Former UN Gang leader Clay Roueche – pictured here at the Abbotsford funeral of murdered associate Duane Harvey Meyer in May 2008 – has been re-sentenced to 30 years in a U.S. jail.  - John Van Putten file photo
Former UN Gang leader Clay Roueche – pictured here at the Abbotsford funeral of murdered associate Duane Harvey Meyer in May 2008 – has been re-sentenced to 30 years in a U.S. jail.
— image credit: John Van Putten file photo

Former UN Gang leader Clay Roueche filed a notice of civil claim today (Friday) against the attorney general of B.C. and the Vancouver and Abbotsford police departments (VPD and APD).

Roueche, who earlier this week had his 30-year U.S. prison sentence upheld, claims several police agencies were involved in arranging his "unlawful" arrest in Mexico on May 17, 2008.

He claims the Combined Special Forces Enforcement Unit, the Organized Crime Agency of B.C., the RCMP, the BC Integrated Gang Task Force, the VPD and the APD breached his rights under the Privacy Act when they informed U.S. authorities of his plans to travel to Mexico.

This resulted in Roueche being detained upon his arrival in Mexico and refused entry into the country, ensuring he boarded a plane which would land in the U.S., the claim states.

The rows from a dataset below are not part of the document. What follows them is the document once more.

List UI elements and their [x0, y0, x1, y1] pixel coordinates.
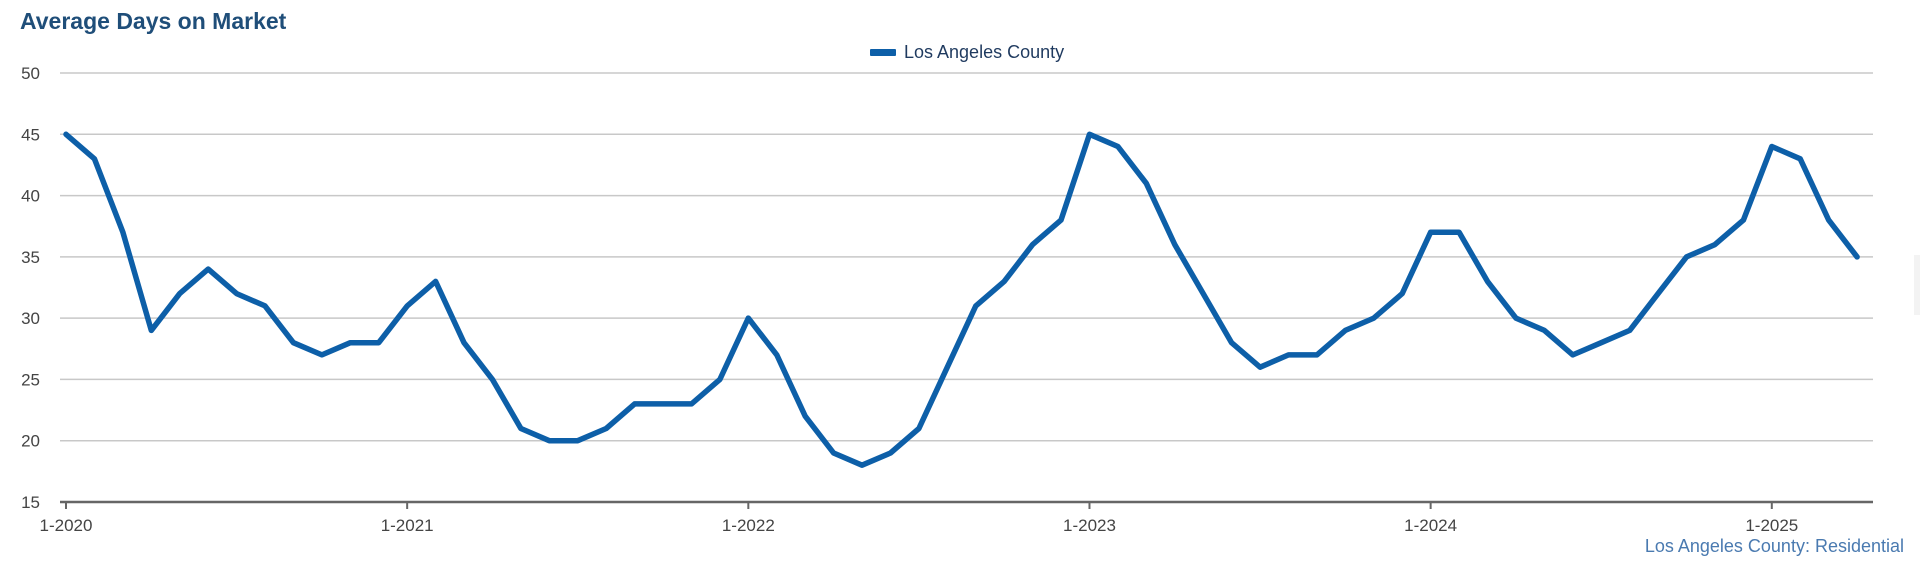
data-point: [1428, 229, 1434, 235]
x-tick-label: 1-2024: [1404, 516, 1457, 535]
data-point: [688, 401, 694, 407]
data-point: [887, 450, 893, 456]
data-point: [1655, 291, 1661, 297]
data-point: [1854, 254, 1860, 260]
data-point: [546, 438, 552, 444]
data-point: [603, 425, 609, 431]
data-point: [262, 303, 268, 309]
data-point: [461, 340, 467, 346]
data-point: [1627, 327, 1633, 333]
data-point: [1200, 291, 1206, 297]
y-tick-label: 25: [21, 370, 40, 389]
data-point: [518, 425, 524, 431]
data-point: [120, 229, 126, 235]
legend[interactable]: Los Angeles County: [870, 42, 1064, 63]
data-point: [177, 291, 183, 297]
data-point: [831, 450, 837, 456]
data-point: [1769, 144, 1775, 150]
data-point: [63, 131, 69, 137]
data-point: [1086, 131, 1092, 137]
y-tick-label: 35: [21, 248, 40, 267]
data-point: [774, 352, 780, 358]
y-tick-label: 45: [21, 125, 40, 144]
data-point: [205, 266, 211, 272]
chart-title: Average Days on Market: [20, 8, 287, 34]
data-point: [575, 438, 581, 444]
data-point: [319, 352, 325, 358]
data-point: [290, 340, 296, 346]
x-tick-label: 1-2023: [1063, 516, 1116, 535]
data-point: [1712, 242, 1718, 248]
data-point: [1172, 242, 1178, 248]
data-point: [1314, 352, 1320, 358]
data-point: [859, 462, 865, 468]
data-point: [1342, 327, 1348, 333]
data-point: [148, 327, 154, 333]
grid-lines: [60, 72, 1873, 504]
data-point: [404, 303, 410, 309]
data-point: [1257, 364, 1263, 370]
y-tick-label: 30: [21, 309, 40, 328]
data-point: [1456, 229, 1462, 235]
data-point: [1826, 217, 1832, 223]
data-point: [1001, 278, 1007, 284]
x-tick-label: 1-2022: [722, 516, 775, 535]
data-point: [1058, 217, 1064, 223]
y-tick-label: 50: [21, 64, 40, 83]
data-point: [1598, 340, 1604, 346]
data-point: [632, 401, 638, 407]
data-point: [1030, 242, 1036, 248]
data-point: [376, 340, 382, 346]
y-tick-label: 40: [21, 187, 40, 206]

The plane was destined for Vancouver, B.C., but stopped in Dallas, Texas, where Roueche was arrested on a warrant from the Western District of Washington (Seattle).

Roueche claims his rights were further breached under the Privacy Act in several other instances.

This included when B.C. police provided to U.S. authorities: information obtained from a search of his Coquitlam home; intercepted private communications, which were also released to the media; and other private information.

"As a result of the unlawful acts of the defendants, and its agents, the plaintiff suffered loss and damage, including financial loss, emotional and mental distress, and breaches of his civil rights and liberties as guaranteed by the Charter," the claim states.

He is seeking general, special and aggravated damages, as well as declarations that his Charter rights were infringed.

Roueche pleaded guilty in April 2009 to conspiring with others, from 2005 on, to export cocaine from the U.S. to Canada and to import B.C. Bud into the U.S. He further admitted that he conspired with others to transport and deliver the cash proceeds from the illegal drug sales.